On the one-year anniversary of the of execution of Bali Nine Australians Myuran Sukumaran and Andrew Chan, some chilling last words have been revealed.
Before the firing squad ended his life, Sukumaran imparted his final thoughts with spiritual advisor, Reverend Christie Buckingham.
“Do me a favor,” News Corp Australia quoted him as telling her.
“Ask the question in a year’s time, has this made any difference? Has it made any difference in Indonesia? Has it made any difference to the way Australians feel about the death penalty? Ask this question in one year, in five years and in 10 years. Ask it to yourself, ask it to those around you and ask it to anyone who will listen. Has this made a difference either way? Has this made a difference?”
And perhaps as just a chilling revelation as Sukumaran’s last questions is that several members of the firing squad approached Buckingham to seek forgiveness, she says.

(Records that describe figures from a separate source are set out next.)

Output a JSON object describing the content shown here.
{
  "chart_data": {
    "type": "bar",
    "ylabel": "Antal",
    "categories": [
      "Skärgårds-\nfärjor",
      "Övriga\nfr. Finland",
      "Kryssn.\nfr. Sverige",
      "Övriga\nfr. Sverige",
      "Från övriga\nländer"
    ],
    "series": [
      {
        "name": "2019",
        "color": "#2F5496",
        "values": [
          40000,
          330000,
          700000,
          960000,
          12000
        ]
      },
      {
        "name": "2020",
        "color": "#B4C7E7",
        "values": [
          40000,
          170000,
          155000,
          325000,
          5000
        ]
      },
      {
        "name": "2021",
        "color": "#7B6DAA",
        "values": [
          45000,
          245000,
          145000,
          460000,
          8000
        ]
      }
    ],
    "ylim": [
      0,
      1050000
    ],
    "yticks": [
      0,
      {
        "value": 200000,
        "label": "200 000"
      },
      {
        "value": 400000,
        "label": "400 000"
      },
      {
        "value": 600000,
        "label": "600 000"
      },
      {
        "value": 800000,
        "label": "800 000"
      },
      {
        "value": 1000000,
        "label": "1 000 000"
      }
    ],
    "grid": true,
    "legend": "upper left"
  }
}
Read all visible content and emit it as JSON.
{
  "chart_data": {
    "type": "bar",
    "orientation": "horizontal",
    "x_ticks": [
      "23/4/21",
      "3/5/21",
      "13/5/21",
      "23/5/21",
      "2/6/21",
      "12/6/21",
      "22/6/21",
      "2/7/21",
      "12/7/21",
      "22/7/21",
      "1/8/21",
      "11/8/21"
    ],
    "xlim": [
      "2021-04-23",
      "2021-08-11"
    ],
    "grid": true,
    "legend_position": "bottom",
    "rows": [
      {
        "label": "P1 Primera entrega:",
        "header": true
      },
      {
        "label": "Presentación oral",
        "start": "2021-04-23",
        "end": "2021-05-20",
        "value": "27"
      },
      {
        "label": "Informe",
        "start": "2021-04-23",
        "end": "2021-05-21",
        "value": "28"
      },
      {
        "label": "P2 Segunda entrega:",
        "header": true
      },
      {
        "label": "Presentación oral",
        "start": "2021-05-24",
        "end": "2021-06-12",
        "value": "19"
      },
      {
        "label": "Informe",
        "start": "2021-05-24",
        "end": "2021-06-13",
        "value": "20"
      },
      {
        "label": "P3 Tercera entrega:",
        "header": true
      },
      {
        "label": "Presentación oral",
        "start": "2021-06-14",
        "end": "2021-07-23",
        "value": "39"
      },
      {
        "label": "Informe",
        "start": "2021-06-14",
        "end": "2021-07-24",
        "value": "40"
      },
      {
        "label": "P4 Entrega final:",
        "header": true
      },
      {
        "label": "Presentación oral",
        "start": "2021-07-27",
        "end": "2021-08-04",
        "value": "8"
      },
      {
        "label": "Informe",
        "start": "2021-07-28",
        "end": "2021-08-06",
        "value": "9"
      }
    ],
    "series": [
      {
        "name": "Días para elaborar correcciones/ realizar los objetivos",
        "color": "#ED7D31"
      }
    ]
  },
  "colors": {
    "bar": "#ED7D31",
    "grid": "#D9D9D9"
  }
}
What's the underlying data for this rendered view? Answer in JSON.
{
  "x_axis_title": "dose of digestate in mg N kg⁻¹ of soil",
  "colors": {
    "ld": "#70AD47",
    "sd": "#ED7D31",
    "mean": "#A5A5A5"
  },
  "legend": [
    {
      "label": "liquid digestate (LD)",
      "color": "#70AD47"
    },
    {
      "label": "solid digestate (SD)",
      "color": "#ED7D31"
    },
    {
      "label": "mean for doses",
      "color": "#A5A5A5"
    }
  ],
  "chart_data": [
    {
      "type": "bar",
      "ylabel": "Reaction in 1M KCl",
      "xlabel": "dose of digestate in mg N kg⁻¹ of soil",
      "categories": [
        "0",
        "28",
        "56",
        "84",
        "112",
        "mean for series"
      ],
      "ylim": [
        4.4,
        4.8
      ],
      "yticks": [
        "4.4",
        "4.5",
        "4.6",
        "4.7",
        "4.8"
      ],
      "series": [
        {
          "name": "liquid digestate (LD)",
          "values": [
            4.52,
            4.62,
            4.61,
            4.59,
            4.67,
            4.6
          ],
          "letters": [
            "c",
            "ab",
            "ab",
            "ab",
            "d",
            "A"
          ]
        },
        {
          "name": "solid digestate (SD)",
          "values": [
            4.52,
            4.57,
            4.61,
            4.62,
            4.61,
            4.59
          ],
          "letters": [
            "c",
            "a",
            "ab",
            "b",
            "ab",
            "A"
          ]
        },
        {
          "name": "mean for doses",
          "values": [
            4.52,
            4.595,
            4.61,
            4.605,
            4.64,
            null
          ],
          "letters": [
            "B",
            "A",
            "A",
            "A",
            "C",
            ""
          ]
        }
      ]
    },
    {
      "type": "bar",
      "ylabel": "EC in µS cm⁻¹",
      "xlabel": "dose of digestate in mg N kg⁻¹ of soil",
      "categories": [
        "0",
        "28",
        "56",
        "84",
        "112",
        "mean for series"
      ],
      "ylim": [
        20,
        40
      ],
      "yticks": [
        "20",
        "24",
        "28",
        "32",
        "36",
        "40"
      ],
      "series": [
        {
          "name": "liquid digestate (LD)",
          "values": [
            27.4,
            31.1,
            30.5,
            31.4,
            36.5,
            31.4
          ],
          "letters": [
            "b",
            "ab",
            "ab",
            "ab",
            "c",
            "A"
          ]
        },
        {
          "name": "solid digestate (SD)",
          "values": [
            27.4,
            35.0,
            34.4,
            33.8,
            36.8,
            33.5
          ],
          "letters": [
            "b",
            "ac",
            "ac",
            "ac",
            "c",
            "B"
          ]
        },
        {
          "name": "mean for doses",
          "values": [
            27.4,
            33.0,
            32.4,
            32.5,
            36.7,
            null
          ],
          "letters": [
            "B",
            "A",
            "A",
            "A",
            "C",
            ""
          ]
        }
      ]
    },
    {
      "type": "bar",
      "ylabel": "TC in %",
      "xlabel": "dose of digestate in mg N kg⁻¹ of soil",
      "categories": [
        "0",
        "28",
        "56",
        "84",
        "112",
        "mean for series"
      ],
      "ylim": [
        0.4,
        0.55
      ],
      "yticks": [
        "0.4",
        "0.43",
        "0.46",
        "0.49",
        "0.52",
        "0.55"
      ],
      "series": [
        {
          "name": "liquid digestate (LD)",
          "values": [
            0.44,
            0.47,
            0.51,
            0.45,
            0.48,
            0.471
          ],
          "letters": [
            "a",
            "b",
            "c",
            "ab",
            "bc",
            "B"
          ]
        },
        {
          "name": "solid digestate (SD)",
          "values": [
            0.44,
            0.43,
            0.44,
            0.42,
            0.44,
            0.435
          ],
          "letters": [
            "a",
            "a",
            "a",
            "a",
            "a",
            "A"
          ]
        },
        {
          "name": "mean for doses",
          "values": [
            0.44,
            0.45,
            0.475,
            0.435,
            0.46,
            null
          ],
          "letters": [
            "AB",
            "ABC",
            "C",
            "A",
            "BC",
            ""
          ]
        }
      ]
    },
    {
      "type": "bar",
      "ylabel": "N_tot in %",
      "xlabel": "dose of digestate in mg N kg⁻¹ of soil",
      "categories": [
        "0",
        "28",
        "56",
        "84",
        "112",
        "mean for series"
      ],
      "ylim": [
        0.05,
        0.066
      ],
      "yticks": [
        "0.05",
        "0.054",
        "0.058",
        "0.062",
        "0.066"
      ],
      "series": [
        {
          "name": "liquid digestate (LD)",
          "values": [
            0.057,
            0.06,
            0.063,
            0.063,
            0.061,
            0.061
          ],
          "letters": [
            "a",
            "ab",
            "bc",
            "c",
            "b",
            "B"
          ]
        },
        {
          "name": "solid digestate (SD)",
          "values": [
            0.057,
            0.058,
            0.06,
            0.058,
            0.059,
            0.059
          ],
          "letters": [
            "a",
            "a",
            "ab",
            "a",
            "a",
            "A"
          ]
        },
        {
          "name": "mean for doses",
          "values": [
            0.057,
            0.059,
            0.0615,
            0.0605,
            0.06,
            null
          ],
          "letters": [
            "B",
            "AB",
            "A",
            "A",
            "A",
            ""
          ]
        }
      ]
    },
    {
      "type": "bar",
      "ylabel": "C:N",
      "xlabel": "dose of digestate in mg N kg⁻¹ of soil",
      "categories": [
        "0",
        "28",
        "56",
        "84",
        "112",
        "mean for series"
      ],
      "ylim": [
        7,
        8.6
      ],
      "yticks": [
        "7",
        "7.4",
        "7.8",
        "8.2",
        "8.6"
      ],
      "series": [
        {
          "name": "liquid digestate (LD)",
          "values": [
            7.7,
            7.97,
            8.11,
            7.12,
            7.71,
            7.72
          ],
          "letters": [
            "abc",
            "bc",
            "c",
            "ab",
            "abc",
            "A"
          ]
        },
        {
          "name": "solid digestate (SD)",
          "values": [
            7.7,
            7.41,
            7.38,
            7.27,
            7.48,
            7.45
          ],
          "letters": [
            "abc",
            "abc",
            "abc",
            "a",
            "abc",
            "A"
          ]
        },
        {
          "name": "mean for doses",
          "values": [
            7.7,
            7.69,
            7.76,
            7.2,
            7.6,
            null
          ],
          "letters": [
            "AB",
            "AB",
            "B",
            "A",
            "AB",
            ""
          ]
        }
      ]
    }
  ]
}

“He pulled his mask down and said ‘Maaf, Maaf’ (the Indonesian word for sorry).
“I just said Myu forgives you, I forgive you, God forgives you.”
Sukumaran and Chan were executed along with six others a year ago from today. The Bali Nine ringleaders were handed down the death penalty for a 2005 trafficking plot to smuggle heroin out of Bali into Australia. After a lengthy appeals process and many attempts to get clemency, they faced the firing squad, despite wide reports of their extensive rehabilitation efforts and progress.
And while execution talk has significantly slowed in the last year, reports are saying a new round of executions could come soon. An Indonesian delegate was booed at a UN meeting after defending the use of the death penalty on drug offenders earlier this month, but Indonesia seems resolute to keep executions coming.
But in response to Sukumaran, it seems even after the executions were meant to be such a great deterrent, drugs remain rampant throughout Bali and Indonesia. There are quite regular reports of both users and dealers being arrested and still stories of drug trading being run from inside Indonesia’s jails.